Betty J. Slade
This morning, I read “Enlightenment is the light shining in the window from the other side of the room.” I told my Sweet Al this is a wow statement.
“I could make a sermon out of this. What do you think it means?”
“When I look out the window and see a deer, I’m enlightened to shoot it.”
Oh me, not quite what I had in mind. The light escaped him. He was clearly on the other side of the room, so to speak.
I continued. “I’ve been invited to be a guest on a blogtalk radio station. The show is … designed to ‘Lead others out of darkness.’ I’m going to share with the audience about this enlightenment concept.”
“Honey, you know so much, but you go over most people’s heads. They want simple things to apply to their everyday lives.”
“But this is speaking to me. It’s like eating dessert.”
“Just give me meat and potatoes, not all that other stuff.”
For meat-and-potato guys, you might not get this enlightenment stuff. I’m talking about revelation insight, also known as spiritual discernment, which everyone needs today. Heavens, how desperately we need to have the true light. When I use the word “enlightenment,” this is light, not from us, but from another source. It’s more than turning on a light switch. It’s life-giving to our spirits.
“God is light and there’s no shadow in his turning,” as James writes in 1:17.
Patti Shene, the radio host, interviewed me. She asked me to share with her creative audience how Christian writers and artists struggle in their journey, how they come out of their darkness and how they fit in the body of Christ.

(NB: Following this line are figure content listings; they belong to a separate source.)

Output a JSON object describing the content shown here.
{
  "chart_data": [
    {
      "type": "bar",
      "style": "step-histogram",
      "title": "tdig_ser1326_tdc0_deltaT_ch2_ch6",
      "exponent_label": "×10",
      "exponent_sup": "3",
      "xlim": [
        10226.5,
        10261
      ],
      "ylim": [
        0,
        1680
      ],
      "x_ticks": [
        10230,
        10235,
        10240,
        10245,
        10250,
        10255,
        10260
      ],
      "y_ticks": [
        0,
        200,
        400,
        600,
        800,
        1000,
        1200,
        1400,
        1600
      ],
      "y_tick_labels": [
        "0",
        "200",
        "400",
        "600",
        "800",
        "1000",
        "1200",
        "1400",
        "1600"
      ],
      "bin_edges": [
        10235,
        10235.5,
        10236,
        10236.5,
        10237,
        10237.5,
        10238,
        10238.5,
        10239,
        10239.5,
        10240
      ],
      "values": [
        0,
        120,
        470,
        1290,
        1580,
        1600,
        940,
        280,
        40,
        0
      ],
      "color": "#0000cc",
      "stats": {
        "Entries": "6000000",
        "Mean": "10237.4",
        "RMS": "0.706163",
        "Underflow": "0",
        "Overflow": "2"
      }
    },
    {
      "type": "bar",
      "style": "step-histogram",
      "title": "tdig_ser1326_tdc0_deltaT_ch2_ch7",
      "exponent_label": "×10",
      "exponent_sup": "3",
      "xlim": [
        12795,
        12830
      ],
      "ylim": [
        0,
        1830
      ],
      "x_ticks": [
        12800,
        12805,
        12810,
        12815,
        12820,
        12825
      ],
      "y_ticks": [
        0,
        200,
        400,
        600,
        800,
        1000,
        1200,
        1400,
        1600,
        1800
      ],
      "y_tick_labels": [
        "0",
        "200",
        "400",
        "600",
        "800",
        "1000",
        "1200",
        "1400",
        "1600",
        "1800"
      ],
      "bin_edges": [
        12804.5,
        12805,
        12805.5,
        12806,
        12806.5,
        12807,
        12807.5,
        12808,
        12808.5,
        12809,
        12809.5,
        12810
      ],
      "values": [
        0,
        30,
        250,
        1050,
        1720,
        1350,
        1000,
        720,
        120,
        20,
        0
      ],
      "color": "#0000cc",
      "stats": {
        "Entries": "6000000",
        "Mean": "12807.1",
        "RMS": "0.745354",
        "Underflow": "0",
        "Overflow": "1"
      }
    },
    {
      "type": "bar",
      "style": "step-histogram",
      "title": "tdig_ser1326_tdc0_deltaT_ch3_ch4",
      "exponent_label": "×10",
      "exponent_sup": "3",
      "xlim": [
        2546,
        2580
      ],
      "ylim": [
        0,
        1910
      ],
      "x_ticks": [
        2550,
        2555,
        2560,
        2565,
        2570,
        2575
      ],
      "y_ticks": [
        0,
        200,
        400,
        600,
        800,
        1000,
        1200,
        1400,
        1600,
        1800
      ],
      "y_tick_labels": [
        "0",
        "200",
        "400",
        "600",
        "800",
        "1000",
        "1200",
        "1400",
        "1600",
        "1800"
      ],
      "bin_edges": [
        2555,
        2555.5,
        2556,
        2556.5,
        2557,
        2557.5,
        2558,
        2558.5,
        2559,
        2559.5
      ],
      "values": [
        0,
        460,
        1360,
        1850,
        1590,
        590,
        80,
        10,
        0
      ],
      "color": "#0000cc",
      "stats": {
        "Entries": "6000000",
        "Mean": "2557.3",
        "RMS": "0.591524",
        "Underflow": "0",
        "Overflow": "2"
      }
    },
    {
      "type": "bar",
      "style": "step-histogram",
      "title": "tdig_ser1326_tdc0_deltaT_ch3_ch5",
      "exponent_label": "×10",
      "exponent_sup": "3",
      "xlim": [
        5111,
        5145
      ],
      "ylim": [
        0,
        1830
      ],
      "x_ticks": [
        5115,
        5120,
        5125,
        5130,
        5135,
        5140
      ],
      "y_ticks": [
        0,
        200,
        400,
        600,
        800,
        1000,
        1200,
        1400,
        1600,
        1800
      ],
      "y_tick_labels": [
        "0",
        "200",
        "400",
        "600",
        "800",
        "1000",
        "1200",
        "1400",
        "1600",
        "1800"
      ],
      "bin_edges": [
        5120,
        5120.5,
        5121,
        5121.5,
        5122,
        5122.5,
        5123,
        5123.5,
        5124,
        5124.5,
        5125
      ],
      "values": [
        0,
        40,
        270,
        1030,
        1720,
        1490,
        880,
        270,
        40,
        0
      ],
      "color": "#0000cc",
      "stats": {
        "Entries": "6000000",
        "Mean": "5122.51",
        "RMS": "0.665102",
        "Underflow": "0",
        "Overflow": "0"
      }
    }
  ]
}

I spoke about how an artist is wired. We have many ideas and will suck the air out of the room. Artists and writers work from the prophetic gift that is mentioned in the Bible. That means what we create might not have instant gratification. It might be for that other person 20 years down the way. They might not be ready to receive or have eyes to see what we see.
We feel totally misunderstood. And most artists want one thing, to be understood. This is the journey of creative hearts coming out of darkness. God gives them light and people are standing on the other side of the room. Not that anyone rejects the light, but they’re not ready to understand it. Kinda like how my Sweet Al is looking for a deer to walk by. No deer. No light.
Artists can definitely be obnoxious. People don’t take us seriously, yet we want to change the world. We live on the outside and tell everyone what we are thinking. We process out loud. We have too many things we want to do and not enough time to do them.
As artists, we don’t fit. Why? We fight the box. Our world in our minds extends beyond the box. We act like rebels but we are free thinkers. If we give in to the box and let the world dictate to us, we become part of the darkness. Believe it or not, all these personality traits are part of the dark hole that the creative mind fights against and pushes to climb out of into the light.
At the end of the interview, I left her radio audience with a challenge: What does this statement mean? “Enlightenment is the light shining in the window from the other side of the room.”
Revelation knowledge is like an “aha” moment when the light is revealed to your spirit. It’s not logical and can’t be explained.
Natural light comes to the intellect through the senses. We acquire this commonsense knowledge by seeing, touching and smelling. This is different than something revealed to our spirits.
I continued my soapbox moment. “Al, it’s this way. Physically, we haven’t stepped over the threshold into the other room, but where we are and what we’ve learned about God’s heart today, it’s like seeing the light shining through the window. We are gaining spiritual insight and discernment, which comes from another place. We actually have stepped closer to the window.”
There are perks to getting older. Our state of understanding is more transcendent. We are freer from the tyranny of our own minds and other people. We have experienced a deeper spiritual peace, and we are more aware of our own wholeness. This is the journey coming out of darkness into the light.
We are seeing through our false selves and layers of social conditioning. The box teaches us conformity and how to be disciplined. Then we step out of it into ourselves if we want to become our truer self and who we are meant to be.
Final brushstroke: When we first came to the light, we were standing on the other side of the room. We’d catch a ray once in a while. As we have grown in the Word over these many years, we’ve moved closer to the window and the light is much clearer to us. I can almost hear the Lord breathe, “The secret to this life is My light brings life to all men. It’s worth the struggle.”